Motel Destino
Por Rodrigo Fonseca
Precisão sem vaselina
Toda hora dá areia sobre as camas do “Motel Destino”, hospedaria à beira de estrada numa praia do Ceará, distante do fervo da grande cidade. Com status (ou empáfia) de gerente, Dayana é quem mantém a organização dos quartos. Ri quando fica nervosa, em desatino, até quando o perigo se aproxima. Sabe, apesar disso, zangar com clientes que, após orgias, arranjam motivos para não pagar. Pensou que era o caso de Heraldo, quando ele alegou ter sido roubado pela moça com quem passou a noite. O rapaz, contudo, falava a verdade, mesmo sem contar que está jurado de morte e teve seu irmão assassinado. Ia matar um francês nas imediações daquele motor hotel, a mando de uma organização criminosa, mas atrasou-se para a missão – o que deu ruim. Apesar disso, Dayana se encanta por ele e tenta disfarçar o desejo que sente, sem dar pinta para seu companheiro (e também chefe), Elias. A vontade que ela tem de se livrar desse misto de patrão com benquerer é grande, contudo, ela tem direito a um percentual no faturamento do Destino. Seu problema é como tirar Elias do jogo e se apropriar do que acredita ser seu.

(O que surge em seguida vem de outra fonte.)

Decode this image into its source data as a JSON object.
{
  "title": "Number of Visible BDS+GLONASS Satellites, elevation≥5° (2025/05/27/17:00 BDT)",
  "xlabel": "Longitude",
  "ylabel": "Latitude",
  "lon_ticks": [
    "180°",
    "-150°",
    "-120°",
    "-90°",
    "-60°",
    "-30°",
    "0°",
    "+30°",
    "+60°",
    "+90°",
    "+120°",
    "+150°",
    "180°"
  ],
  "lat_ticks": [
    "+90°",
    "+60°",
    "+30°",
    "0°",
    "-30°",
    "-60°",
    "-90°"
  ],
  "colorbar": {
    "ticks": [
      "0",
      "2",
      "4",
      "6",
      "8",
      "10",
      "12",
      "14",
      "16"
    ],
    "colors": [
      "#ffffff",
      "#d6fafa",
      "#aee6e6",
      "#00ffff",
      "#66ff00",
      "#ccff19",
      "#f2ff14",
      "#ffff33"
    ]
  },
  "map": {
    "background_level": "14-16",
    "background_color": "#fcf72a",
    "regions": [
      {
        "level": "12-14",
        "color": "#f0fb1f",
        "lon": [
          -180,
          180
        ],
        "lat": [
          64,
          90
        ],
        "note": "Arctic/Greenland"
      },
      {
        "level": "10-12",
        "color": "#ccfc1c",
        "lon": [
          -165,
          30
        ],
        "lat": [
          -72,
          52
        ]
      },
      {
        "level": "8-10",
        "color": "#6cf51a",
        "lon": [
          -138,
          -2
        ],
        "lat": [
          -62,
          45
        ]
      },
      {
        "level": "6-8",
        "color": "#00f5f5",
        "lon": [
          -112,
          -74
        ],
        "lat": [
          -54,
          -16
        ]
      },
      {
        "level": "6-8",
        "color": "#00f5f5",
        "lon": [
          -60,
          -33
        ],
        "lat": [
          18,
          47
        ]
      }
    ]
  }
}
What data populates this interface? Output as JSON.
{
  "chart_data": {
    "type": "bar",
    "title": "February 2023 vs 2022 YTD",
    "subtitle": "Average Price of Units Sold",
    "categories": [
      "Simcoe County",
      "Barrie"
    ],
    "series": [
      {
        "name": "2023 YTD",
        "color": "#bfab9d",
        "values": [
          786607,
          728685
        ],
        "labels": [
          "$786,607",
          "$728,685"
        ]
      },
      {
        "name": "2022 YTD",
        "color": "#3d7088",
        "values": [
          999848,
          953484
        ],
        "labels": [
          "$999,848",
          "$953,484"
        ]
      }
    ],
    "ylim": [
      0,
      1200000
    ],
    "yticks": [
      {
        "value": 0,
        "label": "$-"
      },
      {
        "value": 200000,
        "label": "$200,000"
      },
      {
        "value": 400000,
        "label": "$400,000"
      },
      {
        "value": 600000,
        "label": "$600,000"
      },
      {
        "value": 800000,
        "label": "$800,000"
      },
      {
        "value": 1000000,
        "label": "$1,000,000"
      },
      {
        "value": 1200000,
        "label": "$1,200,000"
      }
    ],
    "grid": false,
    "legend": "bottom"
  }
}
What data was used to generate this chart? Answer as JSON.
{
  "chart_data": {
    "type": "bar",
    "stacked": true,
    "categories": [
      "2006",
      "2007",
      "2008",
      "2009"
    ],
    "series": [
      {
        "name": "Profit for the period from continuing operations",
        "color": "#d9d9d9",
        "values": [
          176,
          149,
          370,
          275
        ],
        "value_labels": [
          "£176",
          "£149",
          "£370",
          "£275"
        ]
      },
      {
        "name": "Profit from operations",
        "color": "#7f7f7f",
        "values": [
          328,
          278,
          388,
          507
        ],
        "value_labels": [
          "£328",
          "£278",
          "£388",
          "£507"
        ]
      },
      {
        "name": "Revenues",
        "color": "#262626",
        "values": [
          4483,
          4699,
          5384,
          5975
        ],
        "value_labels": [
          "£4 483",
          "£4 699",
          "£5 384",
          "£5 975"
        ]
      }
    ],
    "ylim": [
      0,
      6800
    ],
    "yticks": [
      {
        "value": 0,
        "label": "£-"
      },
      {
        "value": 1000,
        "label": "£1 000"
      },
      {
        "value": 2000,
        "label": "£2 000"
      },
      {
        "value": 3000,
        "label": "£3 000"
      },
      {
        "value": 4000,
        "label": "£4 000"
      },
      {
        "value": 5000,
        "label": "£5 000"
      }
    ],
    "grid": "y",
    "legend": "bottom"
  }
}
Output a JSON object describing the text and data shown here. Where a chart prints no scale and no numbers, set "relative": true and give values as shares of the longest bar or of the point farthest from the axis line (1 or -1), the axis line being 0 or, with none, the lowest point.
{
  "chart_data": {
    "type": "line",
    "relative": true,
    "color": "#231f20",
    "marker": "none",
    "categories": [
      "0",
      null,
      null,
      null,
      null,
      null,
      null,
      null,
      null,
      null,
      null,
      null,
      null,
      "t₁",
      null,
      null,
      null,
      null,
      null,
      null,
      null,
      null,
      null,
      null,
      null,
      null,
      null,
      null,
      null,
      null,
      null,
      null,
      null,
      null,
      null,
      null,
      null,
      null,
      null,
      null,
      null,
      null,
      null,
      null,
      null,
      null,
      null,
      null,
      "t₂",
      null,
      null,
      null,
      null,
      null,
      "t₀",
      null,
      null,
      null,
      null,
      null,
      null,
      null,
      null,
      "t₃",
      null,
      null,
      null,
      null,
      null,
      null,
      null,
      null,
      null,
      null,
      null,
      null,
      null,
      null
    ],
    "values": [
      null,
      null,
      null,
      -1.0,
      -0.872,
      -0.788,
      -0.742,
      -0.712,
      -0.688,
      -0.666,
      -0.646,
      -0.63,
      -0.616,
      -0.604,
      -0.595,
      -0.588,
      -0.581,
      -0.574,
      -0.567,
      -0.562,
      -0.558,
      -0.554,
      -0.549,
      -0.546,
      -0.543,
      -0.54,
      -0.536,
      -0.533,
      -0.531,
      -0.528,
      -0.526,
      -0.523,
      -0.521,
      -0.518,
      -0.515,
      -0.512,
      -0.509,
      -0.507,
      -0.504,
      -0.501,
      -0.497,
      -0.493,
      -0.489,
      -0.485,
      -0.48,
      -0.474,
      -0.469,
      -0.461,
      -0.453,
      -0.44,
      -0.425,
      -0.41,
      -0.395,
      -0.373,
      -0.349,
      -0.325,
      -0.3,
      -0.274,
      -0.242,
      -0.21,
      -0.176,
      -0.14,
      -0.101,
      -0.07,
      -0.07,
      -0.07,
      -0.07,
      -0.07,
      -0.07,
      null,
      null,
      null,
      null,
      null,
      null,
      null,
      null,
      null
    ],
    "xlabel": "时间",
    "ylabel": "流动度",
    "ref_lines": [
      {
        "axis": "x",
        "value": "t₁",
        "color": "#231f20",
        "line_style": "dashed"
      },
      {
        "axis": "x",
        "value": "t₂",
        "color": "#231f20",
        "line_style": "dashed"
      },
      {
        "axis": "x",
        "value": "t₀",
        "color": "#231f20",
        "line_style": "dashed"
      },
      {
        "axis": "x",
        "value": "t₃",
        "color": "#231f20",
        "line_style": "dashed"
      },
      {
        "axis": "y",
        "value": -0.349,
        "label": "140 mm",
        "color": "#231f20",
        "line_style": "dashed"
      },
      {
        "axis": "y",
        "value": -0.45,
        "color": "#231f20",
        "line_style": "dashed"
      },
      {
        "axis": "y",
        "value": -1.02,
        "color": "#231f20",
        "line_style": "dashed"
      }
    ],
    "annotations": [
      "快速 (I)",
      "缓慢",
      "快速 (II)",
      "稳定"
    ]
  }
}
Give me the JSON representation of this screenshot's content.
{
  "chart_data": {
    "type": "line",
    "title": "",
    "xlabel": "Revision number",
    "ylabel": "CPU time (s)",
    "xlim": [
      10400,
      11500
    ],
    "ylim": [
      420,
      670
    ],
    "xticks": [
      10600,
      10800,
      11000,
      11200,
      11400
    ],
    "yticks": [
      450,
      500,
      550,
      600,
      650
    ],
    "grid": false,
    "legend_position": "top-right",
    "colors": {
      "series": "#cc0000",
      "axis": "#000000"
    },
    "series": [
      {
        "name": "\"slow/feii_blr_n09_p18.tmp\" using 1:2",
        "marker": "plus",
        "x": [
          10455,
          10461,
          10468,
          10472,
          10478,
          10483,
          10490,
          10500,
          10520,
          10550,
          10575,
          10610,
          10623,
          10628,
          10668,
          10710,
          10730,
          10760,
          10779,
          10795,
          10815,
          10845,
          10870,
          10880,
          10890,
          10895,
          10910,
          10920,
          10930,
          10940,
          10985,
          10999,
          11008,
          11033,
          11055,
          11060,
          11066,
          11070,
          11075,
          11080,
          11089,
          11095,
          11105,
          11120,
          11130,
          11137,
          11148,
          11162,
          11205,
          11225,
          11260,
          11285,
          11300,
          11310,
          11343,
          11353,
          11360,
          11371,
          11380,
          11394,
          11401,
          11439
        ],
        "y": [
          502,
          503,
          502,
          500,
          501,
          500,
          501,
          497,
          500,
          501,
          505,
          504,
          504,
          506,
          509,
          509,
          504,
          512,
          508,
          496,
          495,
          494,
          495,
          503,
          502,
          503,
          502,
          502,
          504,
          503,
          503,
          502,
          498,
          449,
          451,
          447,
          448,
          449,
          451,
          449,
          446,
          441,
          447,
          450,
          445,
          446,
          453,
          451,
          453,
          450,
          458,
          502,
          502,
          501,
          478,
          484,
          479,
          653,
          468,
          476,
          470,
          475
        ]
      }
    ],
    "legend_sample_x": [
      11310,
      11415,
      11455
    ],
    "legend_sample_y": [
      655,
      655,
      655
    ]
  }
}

Até esse questionamento vir à tona, Dayana arrebata por completo a plateia desse visceral thriller erótico de Karim Aïnouz, indicado à Palma de Ouro no 77º Festival de Cannes. Esse arrebatamento se dá graças ao desempenho inquieto e cativante de sua intérprete, Nataly Rocha. Seu modo franco de falar a encaixa num rol de personagens latino-americanos que se expressam sem filtros, sendo direta e cortante. Igualmente arrebatador é o desempenho de Iago Xavier como Heraldo, um sonhador acossado pela violência estrutural da sociedade brasileira. Já Elias (um papel que redesenha a relevância de Fábio Assunção em tela grande) só pensa em ampliar seu motel. Não considera o bem-estar de Dayana. Não imagina a trama digna de um filme dos Irmãos Coen (tipo “Gosto de sangue”) que se desenha ao seu redor, estruturada sobre a caleidoscópica fotografia de Hélène Louvart.